A Less Stressful Vet Trip for Your Cat
Many cats hate going into their carrier, let alone getting strapped into a car and being carried through a vet’s office. But, we have to do it. Our furry friends need checkups and vaccinations, and unless your vet comes to you, traveling to the vet is just part of having a cat.
So, how can we make it a less stressful trip for our feline companions?
- Leave their carrier out all the time. Many cats like to hang out in small spaces where they can feel safe, and a cat carrier is no exception. If your cat is used to hanging out in the carrier, getting them into it before their check up will be less stressful for everyone involved. You can help your cat get used to it by occasionally tossing a tasty treat in and letting them check it out at their own pace.
- If you have more than once cat, have one carrier for each cat. Even though they’re the bestest friends at home, some cats can get very stressed when confined to a carrier and brought into a potentially stressful environment, like a car or vet’s office, and lash out. Prevent any cat fights by putting each cat in their own carrier.
- Stay calm before your cat’s vet appointment. If you’re worried and stressed out about taking your cat to the vet, your cat will pick up on that and get worried and stressed out too. Try to stay calm, and if you have some spare time, just hang out with your cat for a bit. Everyone loves a few extra cuddles!
- Once your cat is in the kennel, toss a towel over the top to help your cat feel less exposed. Keeping unfamiliar visual stimuli to a minimum will help your cat feel safer during the drive, and your time in the waiting room. If you think your cat wants to be able to see what’s going on, consider folding up a corner of the towel, but keeping the rest of the carrier covered so they can retreat, if needed.
- Keep your cat in the kennel. Even if you think your cat would be happier snuggling with you versus sitting in the carrier–keep the carrier closed. Your cat will absolutely be safer in the carrier. It only takes a split second for your cat to dash out an opening car door, or be spooked in the waiting room.
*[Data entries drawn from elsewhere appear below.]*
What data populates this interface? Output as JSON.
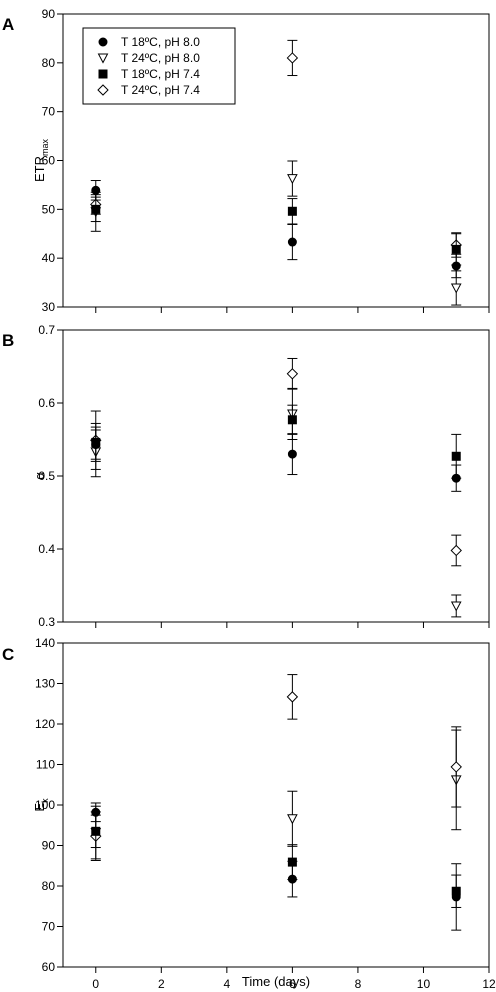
{
  "chart_data": {
    "type": "scatter",
    "xlabel": "Time (days)",
    "xlim": [
      -1,
      12
    ],
    "xticks": [
      0,
      2,
      4,
      6,
      8,
      10,
      12
    ],
    "legend_position": "top-left",
    "markers": {
      "T 18ºC, pH 8.0": "filled-circle",
      "T 24ºC, pH 8.0": "open-triangle-down",
      "T 18ºC, pH 7.4": "filled-square",
      "T 24ºC, pH 7.4": "open-diamond"
    },
    "legend": [
      "T 18ºC, pH 8.0",
      "T 24ºC, pH 8.0",
      "T 18ºC, pH 7.4",
      "T 24ºC, pH 7.4"
    ],
    "panels": [
      {
        "letter": "A",
        "ylabel_main": "ETR",
        "ylabel_sub": "max",
        "ylim": [
          30,
          90
        ],
        "yticks": [
          "30",
          "40",
          "50",
          "60",
          "70",
          "80",
          "90"
        ],
        "show_legend": true,
        "show_xticklabels": false,
        "series": [
          {
            "name": "T 18ºC, pH 8.0",
            "x": [
              0,
              6,
              11
            ],
            "y": [
              53.9,
              43.3,
              38.4
            ],
            "err": [
              2.0,
              3.6,
              2.4
            ]
          },
          {
            "name": "T 24ºC, pH 8.0",
            "x": [
              0,
              6,
              11
            ],
            "y": [
              49.5,
              56.3,
              33.9
            ],
            "err": [
              4.0,
              3.6,
              3.5
            ]
          },
          {
            "name": "T 18ºC, pH 7.4",
            "x": [
              0,
              6,
              11
            ],
            "y": [
              50.0,
              49.6,
              41.8
            ],
            "err": [
              2.5,
              2.6,
              3.2
            ]
          },
          {
            "name": "T 24ºC, pH 7.4",
            "x": [
              0,
              6,
              11
            ],
            "y": [
              51.0,
              81.0,
              42.7
            ],
            "err": [
              2.0,
              3.6,
              2.5
            ]
          }
        ]
      },
      {
        "letter": "B",
        "ylabel_main": "α",
        "ylabel_sub": "",
        "ylim": [
          0.3,
          0.7
        ],
        "yticks": [
          "0.3",
          "0.4",
          "0.5",
          "0.6",
          "0.7"
        ],
        "show_legend": false,
        "show_xticklabels": false,
        "series": [
          {
            "name": "T 18ºC, pH 8.0",
            "x": [
              0,
              6,
              11
            ],
            "y": [
              0.543,
              0.53,
              0.497
            ],
            "err": [
              0.02,
              0.028,
              0.018
            ]
          },
          {
            "name": "T 24ºC, pH 8.0",
            "x": [
              0,
              6,
              11
            ],
            "y": [
              0.533,
              0.585,
              0.322
            ],
            "err": [
              0.034,
              0.035,
              0.015
            ]
          },
          {
            "name": "T 18ºC, pH 7.4",
            "x": [
              0,
              6,
              11
            ],
            "y": [
              0.546,
              0.577,
              0.527
            ],
            "err": [
              0.026,
              0.02,
              0.03
            ]
          },
          {
            "name": "T 24ºC, pH 7.4",
            "x": [
              0,
              6,
              11
            ],
            "y": [
              0.549,
              0.64,
              0.398
            ],
            "err": [
              0.04,
              0.021,
              0.021
            ]
          }
        ]
      },
      {
        "letter": "C",
        "ylabel_main": "E",
        "ylabel_sub": "k",
        "ylim": [
          60,
          140
        ],
        "yticks": [
          "60",
          "70",
          "80",
          "90",
          "100",
          "110",
          "120",
          "130",
          "140"
        ],
        "show_legend": false,
        "show_xticklabels": true,
        "series": [
          {
            "name": "T 18ºC, pH 8.0",
            "x": [
              0,
              6,
              11
            ],
            "y": [
              98.2,
              81.7,
              77.3
            ],
            "err": [
              2.3,
              4.4,
              8.2
            ]
          },
          {
            "name": "T 24ºC, pH 8.0",
            "x": [
              0,
              6,
              11
            ],
            "y": [
              93.2,
              96.6,
              106.2
            ],
            "err": [
              6.5,
              6.8,
              12.3
            ]
          },
          {
            "name": "T 18ºC, pH 7.4",
            "x": [
              0,
              6,
              11
            ],
            "y": [
              93.5,
              85.9,
              78.7
            ],
            "err": [
              4.0,
              4.3,
              4.0
            ]
          },
          {
            "name": "T 24ºC, pH 7.4",
            "x": [
              0,
              6,
              11
            ],
            "y": [
              92.3,
              126.7,
              109.4
            ],
            "err": [
              6.0,
              5.5,
              9.9
            ]
          }
        ]
      }
    ]
  }
}
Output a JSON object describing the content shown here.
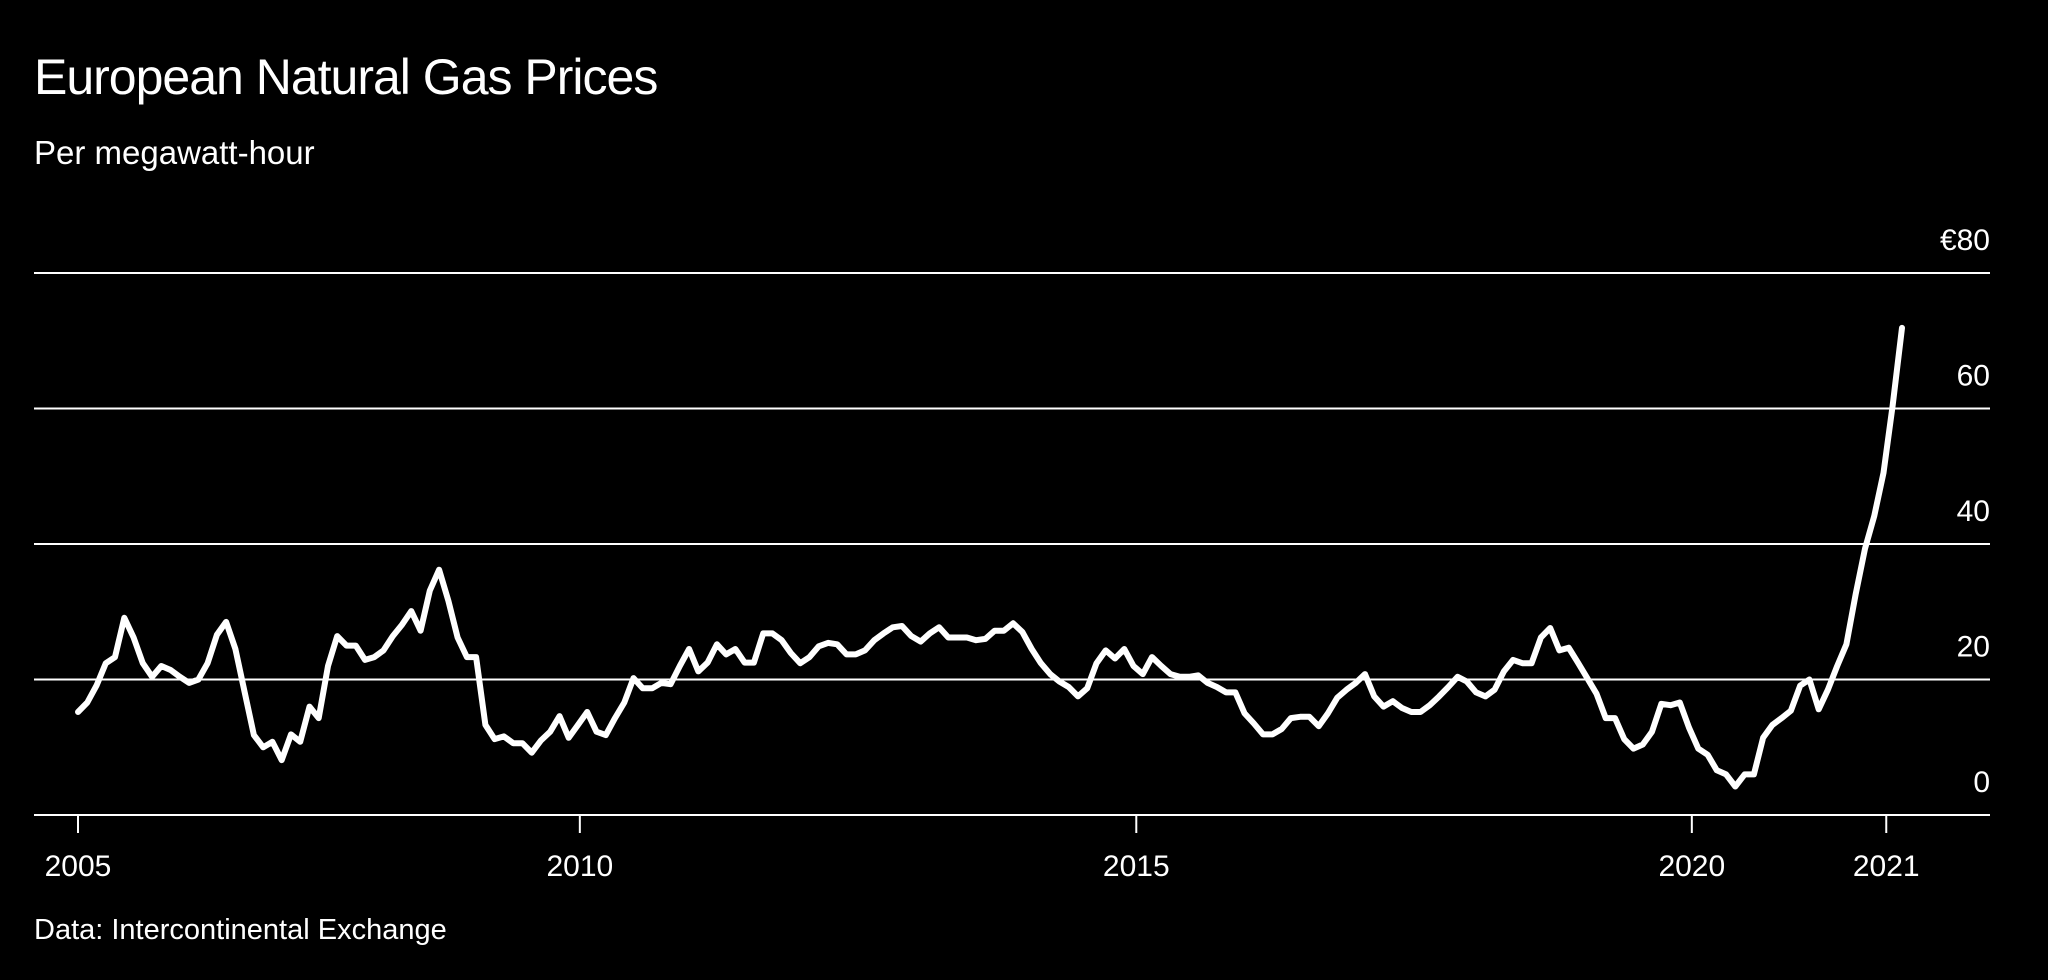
{
  "chart_data": {
    "type": "line",
    "title": "European Natural Gas Prices",
    "subtitle": "Per megawatt-hour",
    "source": "Data: Intercontinental Exchange",
    "xlabel": "",
    "ylabel": "",
    "ylim": [
      0,
      80
    ],
    "grid": true,
    "yticks": [
      {
        "value": 0,
        "label": "0"
      },
      {
        "value": 20,
        "label": "20"
      },
      {
        "value": 40,
        "label": "40"
      },
      {
        "value": 60,
        "label": "60"
      },
      {
        "value": 80,
        "label": "€80"
      }
    ],
    "xticks": [
      {
        "index": 0,
        "label": "2005"
      },
      {
        "index": 54.2,
        "label": "2010"
      },
      {
        "index": 114.3,
        "label": "2015"
      },
      {
        "index": 174.3,
        "label": "2020"
      },
      {
        "index": 195.3,
        "label": "2021"
      }
    ],
    "series": [
      {
        "name": "European natural gas price (€/MWh)",
        "color": "#ffffff",
        "values": [
          15.2,
          16.6,
          19.1,
          22.4,
          23.3,
          29.1,
          26.2,
          22.4,
          20.4,
          22.0,
          21.4,
          20.4,
          19.5,
          20.0,
          22.4,
          26.6,
          28.5,
          24.5,
          18.1,
          11.8,
          10.0,
          10.8,
          8.1,
          11.9,
          10.8,
          16.0,
          14.3,
          22.0,
          26.4,
          25.0,
          25.0,
          22.9,
          23.3,
          24.3,
          26.4,
          28.1,
          30.1,
          27.2,
          33.1,
          36.2,
          31.6,
          26.2,
          23.3,
          23.3,
          13.3,
          11.2,
          11.6,
          10.6,
          10.6,
          9.2,
          11.0,
          12.3,
          14.6,
          11.4,
          13.3,
          15.2,
          12.3,
          11.8,
          14.3,
          16.6,
          20.2,
          18.7,
          18.7,
          19.5,
          19.3,
          22.0,
          24.5,
          21.2,
          22.5,
          25.2,
          23.7,
          24.5,
          22.5,
          22.5,
          26.8,
          26.8,
          25.8,
          23.9,
          22.4,
          23.3,
          24.9,
          25.4,
          25.2,
          23.7,
          23.7,
          24.3,
          25.8,
          26.8,
          27.7,
          27.9,
          26.4,
          25.6,
          26.8,
          27.7,
          26.2,
          26.2,
          26.2,
          25.8,
          26.0,
          27.2,
          27.2,
          28.3,
          27.0,
          24.5,
          22.4,
          20.8,
          19.7,
          18.9,
          17.5,
          18.7,
          22.4,
          24.3,
          23.1,
          24.5,
          22.0,
          20.8,
          23.3,
          22.0,
          20.8,
          20.4,
          20.4,
          20.6,
          19.5,
          18.9,
          18.1,
          18.1,
          15.0,
          13.5,
          11.9,
          11.9,
          12.7,
          14.3,
          14.5,
          14.5,
          13.1,
          15.0,
          17.3,
          18.5,
          19.5,
          20.8,
          17.5,
          16.0,
          16.8,
          15.8,
          15.2,
          15.2,
          16.2,
          17.5,
          18.9,
          20.4,
          19.7,
          18.1,
          17.5,
          18.5,
          21.2,
          22.9,
          22.4,
          22.4,
          26.2,
          27.6,
          24.3,
          24.7,
          22.5,
          20.2,
          17.9,
          14.3,
          14.3,
          11.2,
          9.8,
          10.4,
          12.3,
          16.4,
          16.2,
          16.6,
          12.9,
          9.8,
          8.9,
          6.6,
          6.0,
          4.2,
          6.0,
          6.0,
          11.4,
          13.3,
          14.3,
          15.4,
          19.1,
          20.0,
          15.6,
          18.5,
          22.0,
          25.2,
          32.6,
          39.3,
          44.1,
          50.5,
          60.5,
          71.9
        ]
      }
    ]
  }
}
- Once in the exam room, open the kennel door and let your cat check out the new looks and smells while you’re waiting for the vet. If they want to come out on their own, let them explore. If they want to wait in their kennel, that’s okay too. Your vet will help get them out when needed.
- Kennel up again for the ride home, and once home, put the carrier in a quiet spot at home and let your cat come out when they’re ready. It might be immediately, or they might want to hang out in the kennel for a little while–and that’s okay.
Leaving home can be stressful for many cats, but hopefully a little less stressful for your cat with these tips. If you’re worried about taking your cat into the vet, call your vet ahead of time and let them know. They’ll be able to give you personalized suggestions, as well as any anxiety prescriptions that you might be able to give your kitty ahead of time. If you absolutely can’t get your cat into a carrier, ask them about using a live trap. Live traps might be the best option, especially for outdoor feral cats you’re trying to get into the clinic. Your vet or local animal shelter will be able to provide some tips on using live traps.
Before your cat’s next vet appointment, consider starting out small with some mock vet exams at home. Start by petting your cat, then feeling their paws, then looking in their mouths–things that your vet will do at an annual check up. Your cat will eventually think she’s getting spoiled with all this one-on-one attention, and your vet will appreciate a cat that likes going to the vet!